M. X soulève la nullité de la procédure en faisant valoir que les faits, dans la saisine disciplinaire du 18 mars 2022, sont dénoncés par le garde des Sceaux de façon trop générale et imprécise et que cela porte atteinte aux droits de la défense.

Le Conseil relève que la saisine disciplinaire du 18 mars 2022 cite très précisément plusieurs extraits de l’interview du magistrat sur la chaîne CNEWS ainsi que différents passages de son ouvrage publié le 26 août 2021, et énonce les qualifications disciplinaires que le garde des Sceaux entend retenir.

Dans ces conditions, le Conseil considère en conséquence qu’il ne peut être retenu aucune atteinte aux droits de la défense.

La demande présentée à ce titre sera rejetée.

Sur les règles de prescription

M. X soutient que si ses propos sont considérés comme injurieux ou à tout le moins diffamatoires, ils doivent être requalifiés, dans le cadre de la loi du 29 juillet 1881 sur la liberté d’expression, sous le terme de diffamation, qualification pour laquelle la durée de prescription est de trois mois révolus à partir de la diffusion des propos litigieux.

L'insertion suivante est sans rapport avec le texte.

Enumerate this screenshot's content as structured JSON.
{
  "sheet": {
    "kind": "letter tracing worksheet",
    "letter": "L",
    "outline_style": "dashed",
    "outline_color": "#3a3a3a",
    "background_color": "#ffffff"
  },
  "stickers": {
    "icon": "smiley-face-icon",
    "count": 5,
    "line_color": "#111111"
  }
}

Il soulève en conséquence la prescription des faits reprochés.

En l’espèce, le Conseil supérieur de la magistrature n’est nullement saisi d’une action en diffamation mais d’une procédure disciplinaire à l’encontre de M. X, pour laquelle le délai de prescription est de trois ans conformément à l’article 47 de l’ordonnances statutaire. En conséquence, le droit applicable à la diffamation, et notamment le délai de prescription, est inopérant dans la présente procédure.

La demande présentée à ce titre sera rejetée.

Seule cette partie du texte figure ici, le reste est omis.